Even on an album as uniformly great as NFR however, there are standouts. California, with its desperate plea to a friend or lover in a dire situation hangs in the air and catches in your throat as Del Rey soars into the chorus, and the beautiful simplicity of Love Song falls over you like a blanket as it wraps itself around you. Everything pales however, to the grandiose The Greatest – inarguably the best song that Del Rey has ever produced, and what might be the best summary of millennial ennui to have ever been put on record – a deep longing for rock’n’roll from a time none of us where even alive, a deep-seated sadness at its core and a difficult-to-deal-with feeling that armaggedon waits around the corner while nobody does anything to prevent it. The song is epic, a brilliant way to puncture the general calmness of the latter half of the record, and shows just how disparate Del Rey’s influences have become. If there’s one song that feels like it captures the vibe of Trump’s US, it’s this one.

NFR has had a significant impact on Del Rey – follow up record Chemtrails Over The Country Club is a further dive into the sound that she birthed here, but it doesn’t quite have the same underlying grit that makes NFR so alluring to listen to.

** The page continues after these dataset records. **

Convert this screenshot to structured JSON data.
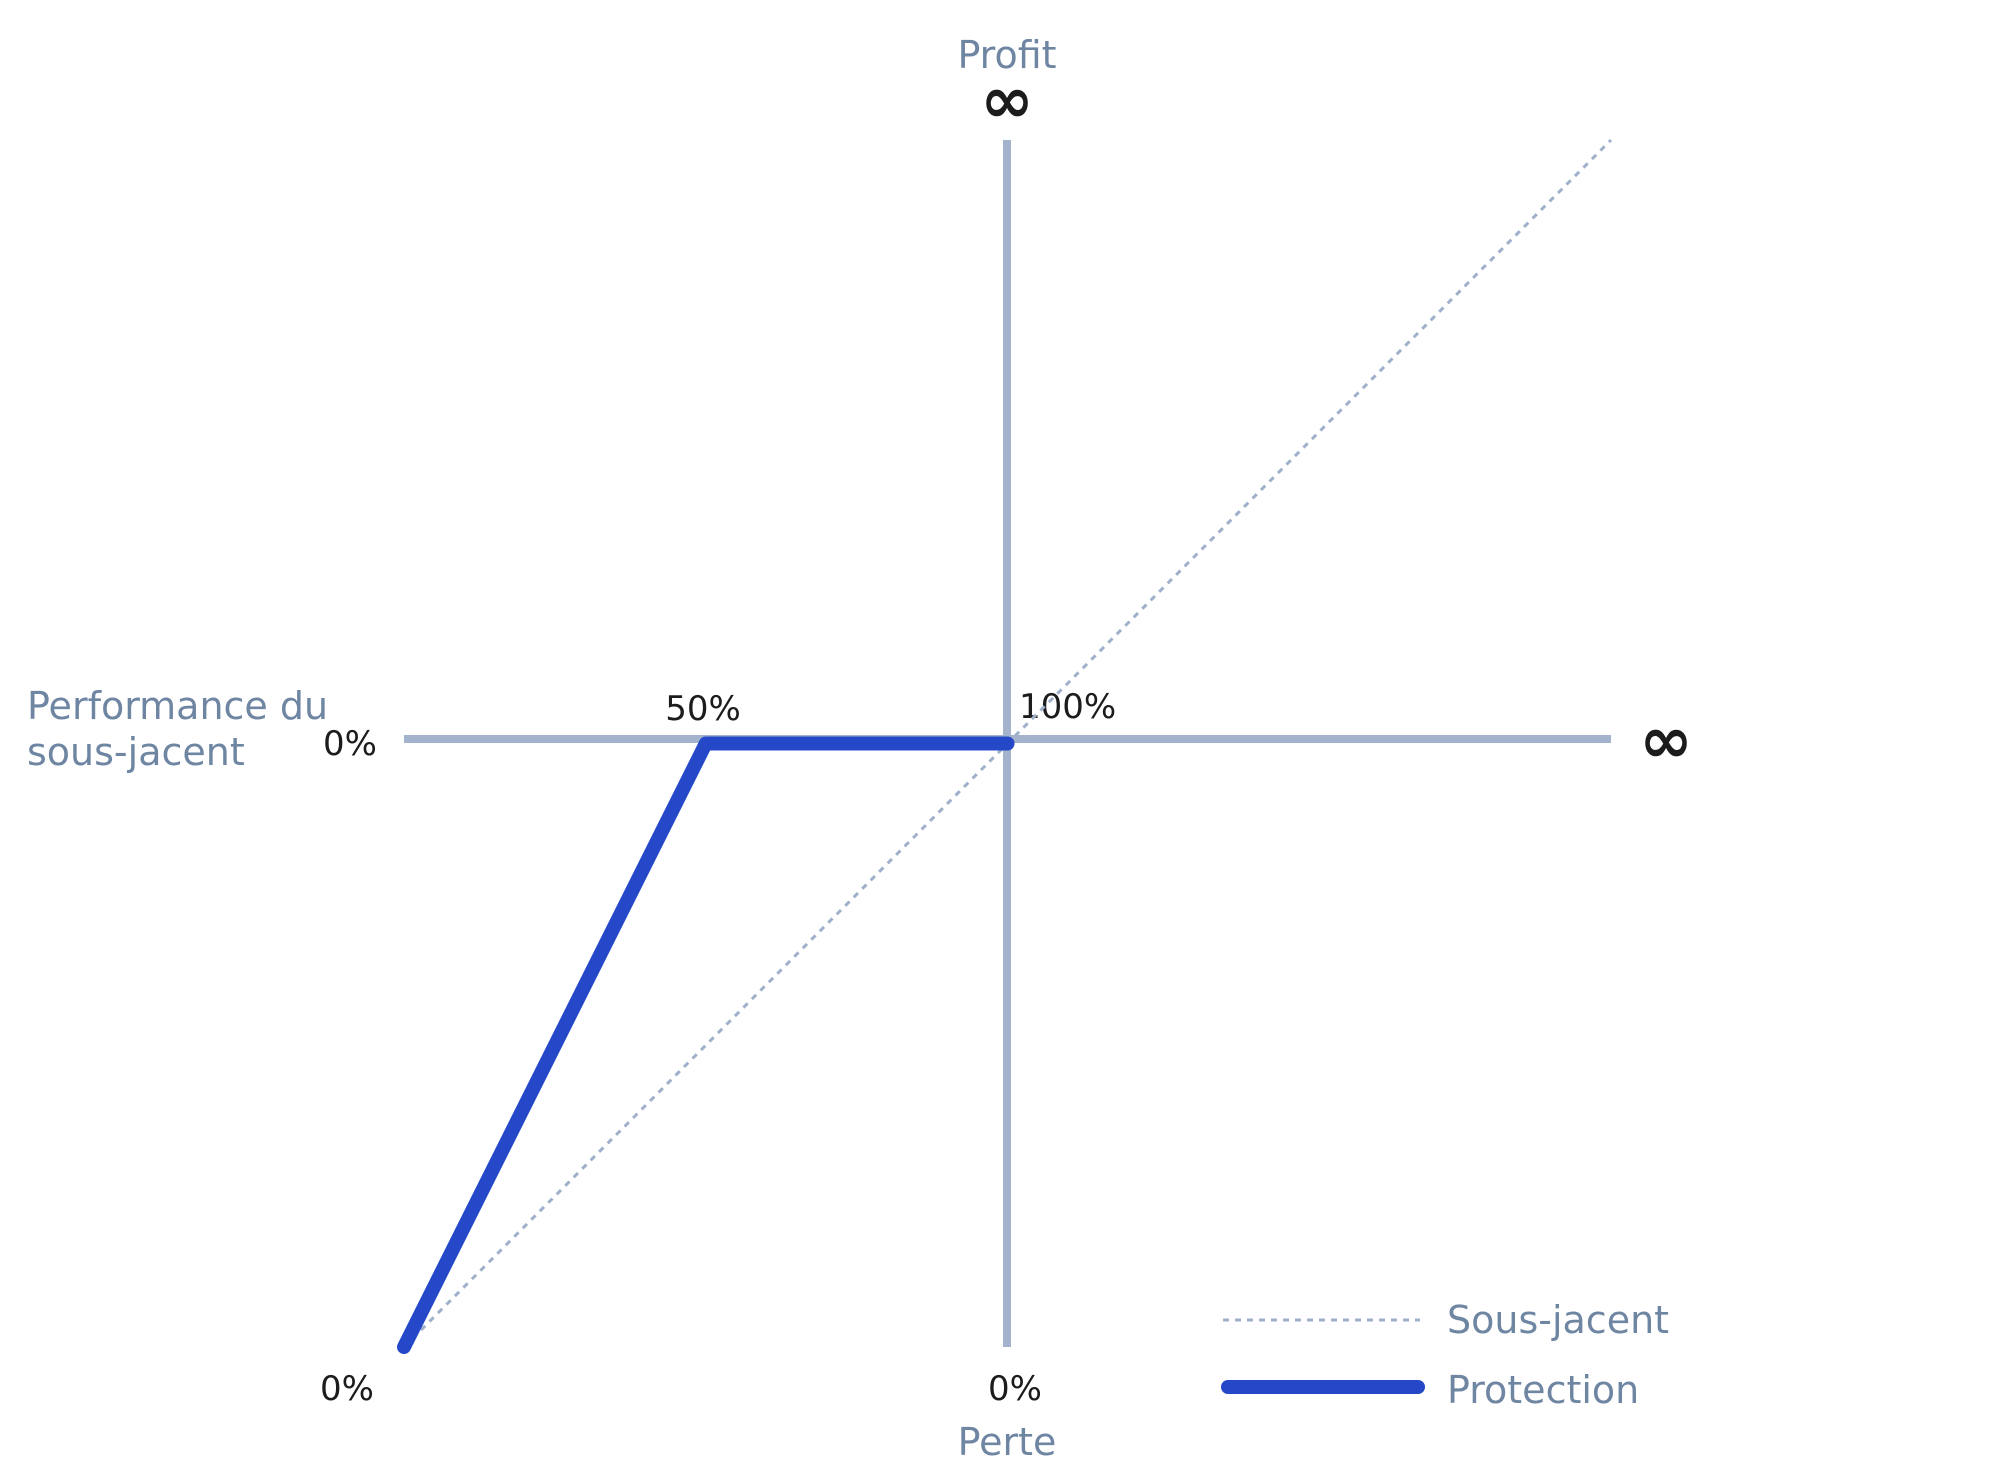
{
  "chart_data": {
    "type": "line",
    "labels": {
      "y_top": "Profit",
      "y_top_symbol": "∞",
      "y_bottom": "Perte",
      "x_left_line1": "Performance du",
      "x_left_line2": "sous-jacent",
      "x_right_symbol": "∞",
      "tick_left_zero": "0%",
      "tick_bottom_left_zero": "0%",
      "tick_bottom_center_zero": "0%",
      "tick_50": "50%",
      "tick_100": "100%"
    },
    "x_domain": [
      0,
      200
    ],
    "y_domain": [
      -100,
      100
    ],
    "series": [
      {
        "name": "Sous-jacent",
        "style": "dotted",
        "color": "#9fb0ca",
        "points": [
          [
            0,
            -100
          ],
          [
            200,
            100
          ]
        ]
      },
      {
        "name": "Protection",
        "style": "solid",
        "color": "#2448c8",
        "points": [
          [
            0,
            -100
          ],
          [
            50,
            0
          ],
          [
            100,
            0
          ]
        ]
      }
    ],
    "legend": {
      "position": "bottom-right"
    }
  },
  "colors": {
    "axis": "#a3b3cb",
    "label": "#6f86a3",
    "text_dark": "#1c1c1c"
  }
}
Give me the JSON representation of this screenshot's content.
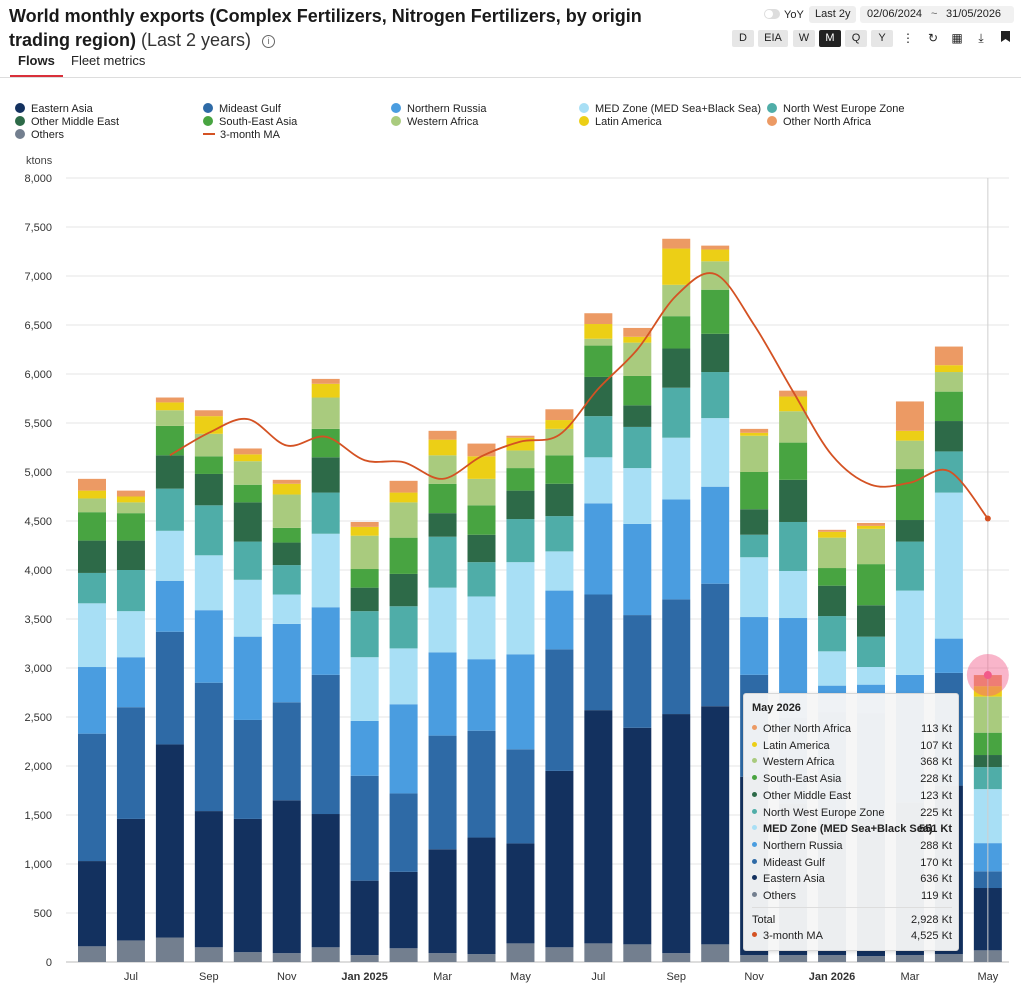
{
  "header": {
    "title": "World monthly exports (Complex Fertilizers, Nitrogen Fertilizers, by origin trading region)",
    "period": "(Last 2 years)",
    "info_icon": "i"
  },
  "tabs": [
    {
      "label": "Flows",
      "active": true
    },
    {
      "label": "Fleet metrics",
      "active": false
    }
  ],
  "controls": {
    "yoy_label": "YoY",
    "range_label": "Last 2y",
    "date_from": "02/06/2024",
    "date_sep": "~",
    "date_to": "31/05/2026",
    "granularity": [
      "D",
      "EIA",
      "W",
      "M",
      "Q",
      "Y"
    ],
    "granularity_selected": "M",
    "icons": [
      "more-vertical-icon",
      "refresh-icon",
      "grid-icon",
      "download-icon",
      "bookmark-icon"
    ]
  },
  "colors": {
    "Eastern Asia": "#13315f",
    "Mideast Gulf": "#2e6aa6",
    "Northern Russia": "#4a9de0",
    "MED Zone (MED Sea+Black Sea)": "#a8dff5",
    "North West Europe Zone": "#4fada8",
    "Other Middle East": "#2d6a48",
    "South-East Asia": "#48a441",
    "Western Africa": "#a9cb7e",
    "Latin America": "#eccf16",
    "Other North Africa": "#ec9a64",
    "Others": "#737f8f",
    "3-month MA": "#d45223"
  },
  "chart_data": {
    "type": "bar",
    "stacked": true,
    "ylabel": "ktons",
    "ylim": [
      0,
      8000
    ],
    "yticks": [
      0,
      500,
      1000,
      1500,
      2000,
      2500,
      3000,
      3500,
      4000,
      4500,
      5000,
      5500,
      6000,
      6500,
      7000,
      7500,
      8000
    ],
    "ytick_labels": [
      "0",
      "500",
      "1,000",
      "1,500",
      "2,000",
      "2,500",
      "3,000",
      "3,500",
      "4,000",
      "4,500",
      "5,000",
      "5,500",
      "6,000",
      "6,500",
      "7,000",
      "7,500",
      "8,000"
    ],
    "categories": [
      "Jun 2024",
      "Jul 2024",
      "Aug 2024",
      "Sep 2024",
      "Oct 2024",
      "Nov 2024",
      "Dec 2024",
      "Jan 2025",
      "Feb 2025",
      "Mar 2025",
      "Apr 2025",
      "May 2025",
      "Jun 2025",
      "Jul 2025",
      "Aug 2025",
      "Sep 2025",
      "Oct 2025",
      "Nov 2025",
      "Dec 2025",
      "Jan 2026",
      "Feb 2026",
      "Mar 2026",
      "Apr 2026",
      "May 2026"
    ],
    "x_tick_labels": [
      {
        "index": 1,
        "label": "Jul"
      },
      {
        "index": 3,
        "label": "Sep"
      },
      {
        "index": 5,
        "label": "Nov"
      },
      {
        "index": 7,
        "label": "Jan 2025"
      },
      {
        "index": 9,
        "label": "Mar"
      },
      {
        "index": 11,
        "label": "May"
      },
      {
        "index": 13,
        "label": "Jul"
      },
      {
        "index": 15,
        "label": "Sep"
      },
      {
        "index": 17,
        "label": "Nov"
      },
      {
        "index": 19,
        "label": "Jan 2026"
      },
      {
        "index": 21,
        "label": "Mar"
      },
      {
        "index": 23,
        "label": "May"
      }
    ],
    "series": [
      {
        "name": "Others",
        "values": [
          160,
          220,
          250,
          150,
          100,
          90,
          150,
          70,
          140,
          90,
          80,
          190,
          150,
          190,
          180,
          90,
          180,
          70,
          70,
          70,
          60,
          70,
          80,
          119
        ]
      },
      {
        "name": "Eastern Asia",
        "values": [
          870,
          1240,
          1970,
          1390,
          1360,
          1560,
          1360,
          760,
          780,
          1060,
          1190,
          1020,
          1800,
          2380,
          2210,
          2440,
          2430,
          1820,
          1550,
          1260,
          1400,
          1560,
          1720,
          636
        ]
      },
      {
        "name": "Mideast Gulf",
        "values": [
          1300,
          1140,
          1150,
          1310,
          1010,
          1000,
          1420,
          1070,
          800,
          1160,
          1090,
          960,
          1240,
          1180,
          1150,
          1170,
          1250,
          1040,
          870,
          1220,
          1080,
          1110,
          1150,
          170
        ]
      },
      {
        "name": "Northern Russia",
        "values": [
          680,
          510,
          520,
          740,
          850,
          800,
          690,
          560,
          910,
          850,
          730,
          970,
          600,
          930,
          930,
          1020,
          990,
          590,
          1020,
          270,
          290,
          190,
          350,
          288
        ]
      },
      {
        "name": "MED Zone (MED Sea+Black Sea)",
        "values": [
          650,
          470,
          510,
          560,
          580,
          300,
          750,
          650,
          570,
          660,
          640,
          940,
          400,
          470,
          570,
          630,
          700,
          610,
          480,
          350,
          180,
          860,
          1490,
          551
        ]
      },
      {
        "name": "North West Europe Zone",
        "values": [
          310,
          420,
          430,
          510,
          390,
          300,
          420,
          470,
          430,
          520,
          350,
          440,
          360,
          420,
          420,
          510,
          470,
          230,
          500,
          360,
          310,
          500,
          420,
          225
        ]
      },
      {
        "name": "Other Middle East",
        "values": [
          330,
          300,
          340,
          320,
          400,
          230,
          360,
          240,
          330,
          240,
          280,
          290,
          330,
          400,
          220,
          400,
          390,
          260,
          430,
          310,
          320,
          220,
          310,
          123
        ]
      },
      {
        "name": "South-East Asia",
        "values": [
          290,
          280,
          300,
          180,
          180,
          150,
          290,
          190,
          370,
          300,
          300,
          230,
          290,
          320,
          300,
          330,
          450,
          380,
          380,
          180,
          420,
          520,
          300,
          228
        ]
      },
      {
        "name": "Western Africa",
        "values": [
          140,
          110,
          160,
          230,
          240,
          340,
          320,
          340,
          360,
          290,
          270,
          180,
          270,
          70,
          340,
          320,
          290,
          370,
          320,
          310,
          360,
          290,
          200,
          368
        ]
      },
      {
        "name": "Latin America",
        "values": [
          80,
          60,
          80,
          180,
          70,
          110,
          140,
          90,
          100,
          160,
          230,
          130,
          90,
          150,
          60,
          370,
          120,
          30,
          150,
          60,
          30,
          100,
          70,
          107
        ]
      },
      {
        "name": "Other North Africa",
        "values": [
          120,
          60,
          50,
          60,
          60,
          40,
          50,
          50,
          120,
          90,
          130,
          20,
          110,
          110,
          90,
          100,
          40,
          40,
          60,
          20,
          30,
          300,
          190,
          113
        ]
      }
    ],
    "ma_series": {
      "name": "3-month MA",
      "values": [
        null,
        null,
        5170,
        5400,
        5540,
        5270,
        5360,
        5120,
        5100,
        4930,
        5160,
        5310,
        5380,
        5850,
        6250,
        6800,
        7020,
        6500,
        5820,
        5170,
        4870,
        4890,
        5010,
        4525
      ]
    },
    "hover_index": 23
  },
  "legend": [
    {
      "label": "Eastern Asia",
      "type": "dot"
    },
    {
      "label": "Mideast Gulf",
      "type": "dot"
    },
    {
      "label": "Northern Russia",
      "type": "dot"
    },
    {
      "label": "MED Zone (MED Sea+Black Sea)",
      "type": "dot"
    },
    {
      "label": "North West Europe Zone",
      "type": "dot"
    },
    {
      "label": "Other Middle East",
      "type": "dot"
    },
    {
      "label": "South-East Asia",
      "type": "dot"
    },
    {
      "label": "Western Africa",
      "type": "dot"
    },
    {
      "label": "Latin America",
      "type": "dot"
    },
    {
      "label": "Other North Africa",
      "type": "dot"
    },
    {
      "label": "Others",
      "type": "dot"
    },
    {
      "label": "3-month MA",
      "type": "line"
    }
  ],
  "tooltip": {
    "title": "May 2026",
    "rows": [
      {
        "label": "Other North Africa",
        "value": "113 Kt"
      },
      {
        "label": "Latin America",
        "value": "107 Kt"
      },
      {
        "label": "Western Africa",
        "value": "368 Kt"
      },
      {
        "label": "South-East Asia",
        "value": "228 Kt"
      },
      {
        "label": "Other Middle East",
        "value": "123 Kt"
      },
      {
        "label": "North West Europe Zone",
        "value": "225 Kt"
      },
      {
        "label": "MED Zone (MED Sea+Black Sea)",
        "value": "551 Kt",
        "bold": true
      },
      {
        "label": "Northern Russia",
        "value": "288 Kt"
      },
      {
        "label": "Mideast Gulf",
        "value": "170 Kt"
      },
      {
        "label": "Eastern Asia",
        "value": "636 Kt"
      },
      {
        "label": "Others",
        "value": "119 Kt"
      }
    ],
    "total_label": "Total",
    "total_value": "2,928 Kt",
    "ma_label": "3-month MA",
    "ma_value": "4,525 Kt"
  }
}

Since releasing Chemtrails, Del Rey has already begun teasing her next album, Blue Bannisters, originally planned for release this month, but, in true Del Rey fashion, has yet to be released. Once again Del Rey seems to be exploring her post NFR sound, suggesting that Del Rey herself is just as taken with its sound as everyone else is. Hopefully she manages to recapture some of the earthiness that elevated NFR and made it into a standout of Del Rey’s discography.

One thought on “Norman Fucking Rockwell!

  1. Excellent post. Does what every piece like this should do – and make you want to listen to the music. Great album title too by the way, disrespecting a painter who visually defined Americana – and, for many years, the way mainstream America saw itself. Always felt Lana Del Rey was underrated.